Cannot parse data constructor in a data/newtype declaration

Question

I have the type Card, consists of suit and rank,

data Suit = A|B deriving (Show, Eq)
data Rank = 1|2 deriving (Show, Eq)
data Card = Card Suit Rank deriving (Show, Eq)

It seems be wrong about the data Rank function, since Int cannot be the type constructor and how to create a right function if my cards are A1|B1|A2|B2

Thank you

Answer 1

It might look as if the statement:

data Suit = A | B

is only defining one thing, the type Suit, as a collection/set of arbitrary objects. Actually, though, it's defining three things: the type Suit and two constructors A and B for creating values of that type.

If the definition:

data Rank = 1 | 2

actually worked, it wouldn't be defining Rank as a collection of the numbers 1 and 2, it would be redefining the numbers 1 and 2 as constructors/values of the new type Rank, and you'd no longer be able to use them as regular numbers. (For example, the expression n + 1 would now be a type error, because (+) expects a number, and 1 would have been redefined as a Rank).

Fortunately or unfortunately, Haskell won't accept numbers as constructor names -- they need to be valid identifiers starting with uppercase letters (or operators that start with a colon).

So, there are two usual approaches to defining a type like Rank that's meant to represent some subset of numbers. The first, as noted in the comments, is to define it much like you already have, but change your numbers into valid identifiers by prefixing with an uppercase letter:

data Rank = R1 | R2

The advantage of this is that it guarantees that only valid ranks can be represented. Here, only ranks 1 and 2 are allowed. If someone tried to write R3 somewhere, it wouldn't work, because that constructor hasn't been defined. The big disadvantage is that this quickly becomes unruly. If these were playing cards, the definition would be:

data Rank = R1 | R2 | R3 | R4 | R5 | R6 | R7 | R8 | R9 | R10 | R11 | R12 | R13

and a function to, say, assign point values to cards for rummy would look like:

points :: Rank -> Int
points R1 = 10   -- Ace worth 10
points R2 = 2
points R3 = 3
...
points R9 = 9
points R10 = 10  -- 10 and face cards all worth 10
points R11 = 10
points R12 = 10
points R13 = 10

(In real code, you'd use more advanced Haskell features like a derived Enum instance to deal with this.)

The second approach is to define your rank in terms of an existing numeric type:

data Rank = Rank Int   -- actually, `data` would probably be `newtype`

This defines two things, a type named Rank, and a constructor, also named Rank. (This is okay, as types and constructors live in different namespaces.)

In this definition, instead of Rank being defined as a discrete set of values given by explicit constructors with one constructor per value, this definition essential makes the type Rank an Int that's "tagged" with the constructor Rank.

The disadvantage of this approach is that it's now possible to create invalid ranks (since someone can write Rank 14).
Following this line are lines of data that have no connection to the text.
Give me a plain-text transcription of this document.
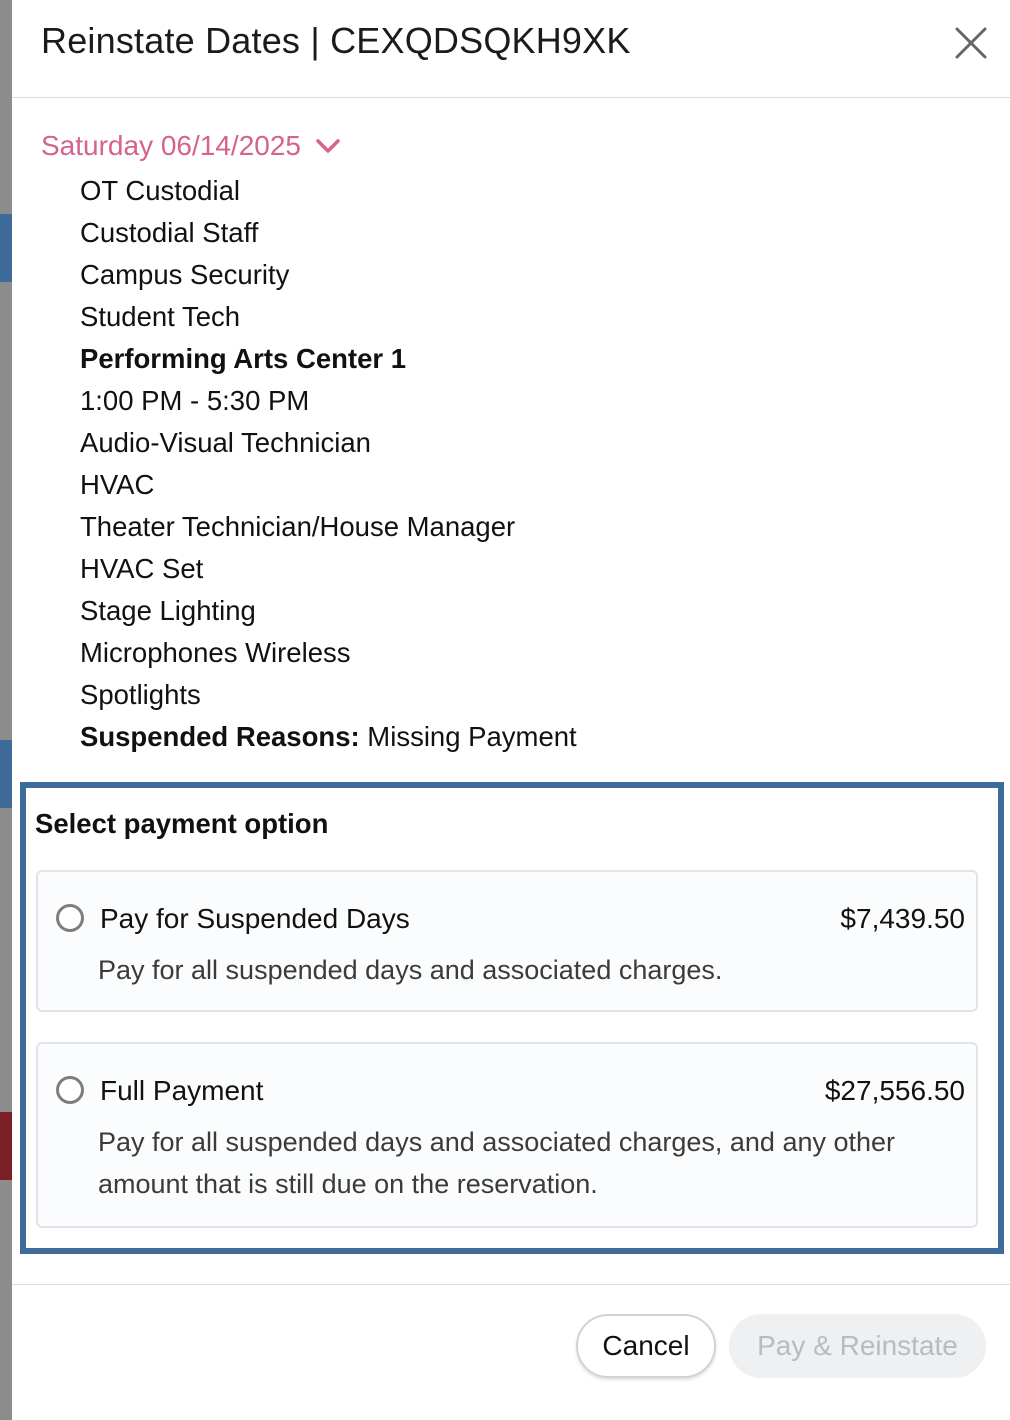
Reinstate Dates | CEXQDSQKH9XK
Saturday 06/14/2025
OT Custodial
Custodial Staff
Campus Security
Student Tech
Performing Arts Center 1
1:00 PM - 5:30 PM
Audio-Visual Technician
HVAC
Theater Technician/House Manager
HVAC Set
Stage Lighting
Microphones Wireless
Spotlights
Suspended Reasons: Missing Payment
Select payment option
Pay for Suspended Days	$7,439.50
Pay for all suspended days and associated charges.
Full Payment	$27,556.50
Pay for all suspended days and associated charges, and any other amount that is still due on the reservation.
Cancel	Pay & Reinstate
The advantage is that it's often easier to work with. For example, you can extract the integer from the rank, so points can be defined as:

points :: Rank -> Int
points (Rank 1)             = 10  -- Ace is worth 10
points (Rank r) | r >= 10   = 10  -- 10 and face are worth 10
                | otherwise = r   -- rest are worth their rank

Note that, with this set of definitions:

data Suit = A | B deriving (Show, Eq)
newtype Rank = Rank Int deriving (Show, Eq)
data Card = Card Suit Rank deriving (Show, Eq)

you'd construct Card value using an expression like Card A (Rank 1) for your "A1" card.

There's actually a third approach. Some people might skip defining the Rank type entirely and either write:

data Suit = A | B deriving (Show, Eq)
data Card = Card Suit Int deriving (Show, Eq)

or write the equivalent code using a type alias:

data Suit = A | B deriving (Show, Eq)
type Rank = Int
data Card = Card Suit Rank deriving (Show, Eq)

Note that the type alias here is really just for documentation. Here, Rank and Int are exactly the same type and can be used interchangeably. Using Rank just makes the code easier to understand by making it clear where the programmer intended an Int to stand for a Rank versus an integer used for some other purpose.

The main advantage of this approach is that you can avoid including the word Rank in lots of places (e.g., cards are written Card A 1 instead of Card A (Rank 1), and the definition of points wouldn't need to pattern match the argument on Rank r, etc.) The main disadvantage is that it blurs the distinction between Rank and other integers and makes it easier to make programming errors like using the Rank where you meant to use the points and vice versa.